As a DJ, I never found using the WarpFactory difficult or intrusive. When I was setting it up, however, it occurred to me that it might be a pain to make it work in the mix. I did not practice with it much, aside from getting the basics down, so when I decided to bring it with me I figured, “What the hell? It won’t kill me and if it doesn’t work well I don’t have to use it.”

Well, it worked like a charm. I hooked it up through the aux effect I/Os so I was able to cue the effect without any trouble. With a couple turns of the knobs I found the sound I was looking for.

One thing I found WarpFactory good for was affecting the rhythm track in a drum and bass, electro break, big beat or hardcore mix. I’d select the low band, dial it up (or key it in if I was using the MIDI input) and add a little or a lot of grunge/noise to the sound.

I am currently working on a project called My Evil Twin with a DJ friend of mine from Chicago. The project is essentially a dissident, atmospheric, ambient, drum and bass work. During the creation of the demo CD, “Bells, Loops, Whistles: An Intro to the Twin,” we used the Electrix WarpFactory to great success. Though used on only two vocals in the entire album, the application of the unit really shined in affecting drum tracks, constant or oscillating tone signals, keyboards and guitar distortion.

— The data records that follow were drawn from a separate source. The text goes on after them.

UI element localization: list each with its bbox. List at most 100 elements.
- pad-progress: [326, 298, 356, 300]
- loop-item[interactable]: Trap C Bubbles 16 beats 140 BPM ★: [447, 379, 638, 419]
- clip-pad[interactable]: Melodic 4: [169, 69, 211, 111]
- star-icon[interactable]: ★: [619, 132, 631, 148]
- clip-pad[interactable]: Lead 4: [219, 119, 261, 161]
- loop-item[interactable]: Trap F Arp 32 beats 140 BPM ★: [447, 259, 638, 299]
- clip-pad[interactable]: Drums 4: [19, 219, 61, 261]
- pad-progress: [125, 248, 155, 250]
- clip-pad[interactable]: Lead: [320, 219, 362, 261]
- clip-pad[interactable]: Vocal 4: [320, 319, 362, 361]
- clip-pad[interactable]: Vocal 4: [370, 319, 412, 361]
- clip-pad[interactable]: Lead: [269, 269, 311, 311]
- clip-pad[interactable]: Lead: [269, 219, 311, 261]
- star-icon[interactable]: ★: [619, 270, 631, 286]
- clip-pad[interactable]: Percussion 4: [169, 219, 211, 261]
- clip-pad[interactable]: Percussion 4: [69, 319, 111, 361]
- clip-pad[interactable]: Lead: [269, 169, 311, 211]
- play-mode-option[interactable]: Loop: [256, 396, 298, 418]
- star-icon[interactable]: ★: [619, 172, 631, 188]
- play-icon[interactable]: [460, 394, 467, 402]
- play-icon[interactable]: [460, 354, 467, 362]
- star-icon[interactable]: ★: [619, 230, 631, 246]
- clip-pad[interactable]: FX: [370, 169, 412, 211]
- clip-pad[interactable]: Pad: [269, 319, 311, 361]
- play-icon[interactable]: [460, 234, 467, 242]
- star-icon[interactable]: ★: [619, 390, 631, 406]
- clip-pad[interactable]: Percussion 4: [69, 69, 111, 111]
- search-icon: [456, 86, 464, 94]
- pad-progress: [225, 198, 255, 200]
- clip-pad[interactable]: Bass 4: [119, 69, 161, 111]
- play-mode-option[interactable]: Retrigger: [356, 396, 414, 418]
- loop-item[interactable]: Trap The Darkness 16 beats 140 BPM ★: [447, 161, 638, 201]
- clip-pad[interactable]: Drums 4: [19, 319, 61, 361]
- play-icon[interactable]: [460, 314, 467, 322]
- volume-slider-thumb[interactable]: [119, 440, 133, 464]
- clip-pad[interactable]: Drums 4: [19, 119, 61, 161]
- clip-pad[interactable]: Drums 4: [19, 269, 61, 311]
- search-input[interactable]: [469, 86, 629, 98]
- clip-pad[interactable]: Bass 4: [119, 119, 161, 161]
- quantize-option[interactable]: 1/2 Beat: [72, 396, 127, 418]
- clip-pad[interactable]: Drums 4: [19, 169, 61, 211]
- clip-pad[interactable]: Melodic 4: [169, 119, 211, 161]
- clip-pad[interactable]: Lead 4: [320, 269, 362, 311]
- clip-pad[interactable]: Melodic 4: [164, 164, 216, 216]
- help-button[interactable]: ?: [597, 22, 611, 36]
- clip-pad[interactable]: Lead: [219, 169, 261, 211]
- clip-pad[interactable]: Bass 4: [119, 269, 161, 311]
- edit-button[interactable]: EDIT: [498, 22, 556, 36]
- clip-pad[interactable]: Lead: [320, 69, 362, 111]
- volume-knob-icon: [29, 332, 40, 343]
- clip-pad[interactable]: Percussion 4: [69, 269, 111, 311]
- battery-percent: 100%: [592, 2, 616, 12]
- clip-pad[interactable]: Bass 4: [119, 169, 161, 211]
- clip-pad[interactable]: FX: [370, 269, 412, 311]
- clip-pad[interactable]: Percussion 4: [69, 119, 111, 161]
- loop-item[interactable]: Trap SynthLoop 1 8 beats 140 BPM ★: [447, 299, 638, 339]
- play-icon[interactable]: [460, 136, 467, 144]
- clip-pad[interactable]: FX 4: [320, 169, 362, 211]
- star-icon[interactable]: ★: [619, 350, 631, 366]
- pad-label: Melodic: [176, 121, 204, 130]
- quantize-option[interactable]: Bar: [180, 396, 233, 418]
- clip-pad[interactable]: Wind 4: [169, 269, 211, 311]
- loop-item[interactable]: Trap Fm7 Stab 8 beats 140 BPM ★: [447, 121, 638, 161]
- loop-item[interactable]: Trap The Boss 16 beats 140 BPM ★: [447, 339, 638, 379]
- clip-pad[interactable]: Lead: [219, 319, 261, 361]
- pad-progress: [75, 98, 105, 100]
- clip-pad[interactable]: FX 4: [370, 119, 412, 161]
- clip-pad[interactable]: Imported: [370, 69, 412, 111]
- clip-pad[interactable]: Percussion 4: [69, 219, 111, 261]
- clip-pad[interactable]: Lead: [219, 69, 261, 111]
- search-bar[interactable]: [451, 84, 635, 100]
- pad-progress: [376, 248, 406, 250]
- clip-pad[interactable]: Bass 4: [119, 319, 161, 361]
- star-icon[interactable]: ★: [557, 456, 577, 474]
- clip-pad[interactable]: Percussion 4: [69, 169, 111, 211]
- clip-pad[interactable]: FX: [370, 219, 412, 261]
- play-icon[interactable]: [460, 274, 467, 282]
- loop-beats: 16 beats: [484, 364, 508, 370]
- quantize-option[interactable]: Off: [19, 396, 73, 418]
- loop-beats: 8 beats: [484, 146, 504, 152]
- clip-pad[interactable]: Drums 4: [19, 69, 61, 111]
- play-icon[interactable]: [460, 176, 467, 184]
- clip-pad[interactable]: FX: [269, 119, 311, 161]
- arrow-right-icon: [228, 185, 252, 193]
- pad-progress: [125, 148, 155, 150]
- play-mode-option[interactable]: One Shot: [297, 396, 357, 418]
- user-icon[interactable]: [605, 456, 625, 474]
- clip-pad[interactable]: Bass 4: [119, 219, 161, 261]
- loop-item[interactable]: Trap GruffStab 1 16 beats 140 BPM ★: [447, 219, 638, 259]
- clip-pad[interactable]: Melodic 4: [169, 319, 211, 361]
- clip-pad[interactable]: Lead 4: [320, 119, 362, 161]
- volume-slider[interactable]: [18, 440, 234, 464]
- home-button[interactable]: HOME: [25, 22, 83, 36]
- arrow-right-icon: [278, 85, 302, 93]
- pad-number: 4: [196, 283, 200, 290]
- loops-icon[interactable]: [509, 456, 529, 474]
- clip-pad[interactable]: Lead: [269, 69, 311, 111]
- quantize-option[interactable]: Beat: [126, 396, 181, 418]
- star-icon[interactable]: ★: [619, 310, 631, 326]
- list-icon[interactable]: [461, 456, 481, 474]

I liked all the sounds we squeezed out of this thing – from deep, gnarly, crunchy, guttural to thin, hollow, tin-can sound to emulating scratching turntable sounds. I was never at a loss to find something usable and the density of the sound always ranged from subtle to overwhelming. On one track, “Cicada (Conversations with Insects),” we used the WarpFactory with a low oscillating tone.

The idea for this track came from a piece I heard on NPR about how the leaf hopper insect communicates, sending subharmonic frequencies by clicking and tapping on a leaf, stem of a plant or blade of grass. The effect that we achieved was similar but still abstract enough. We loved it.

We achieved the desired effect by creating a feedback loop. We sent one source input and the formant input from the mixing board from an aux send and one from the tone. Then one output was sent back to the return and one to a channel on the board. The tone was also sent to the board and line (ess off) was selected on the WarpFactory. I probably didn’t need to do all that, but it did provide a feedback loop through the board that I was able to control, and that’s what we were looking for.


Electrix products are fast becoming an invaluable tool for many electronic musicians, producers and DJs. Recently, I attended a local live performance by the band Chessie. One of the members of Chessie told me he is using an Electrix FilterFactory on a side project. Another person using these tools is DJ/Producer John Digweed, of Sasha and Digweed and Twilo fame. You can check out his interview on the Electrix Web site.

Actually, it doesn’t matter who is using these effects; there’s no need to keep up with the Joneses. It allows maximum individuality. I found the WarpFactory to be solid, easy to hook up, virtually indestructible and very satisfying.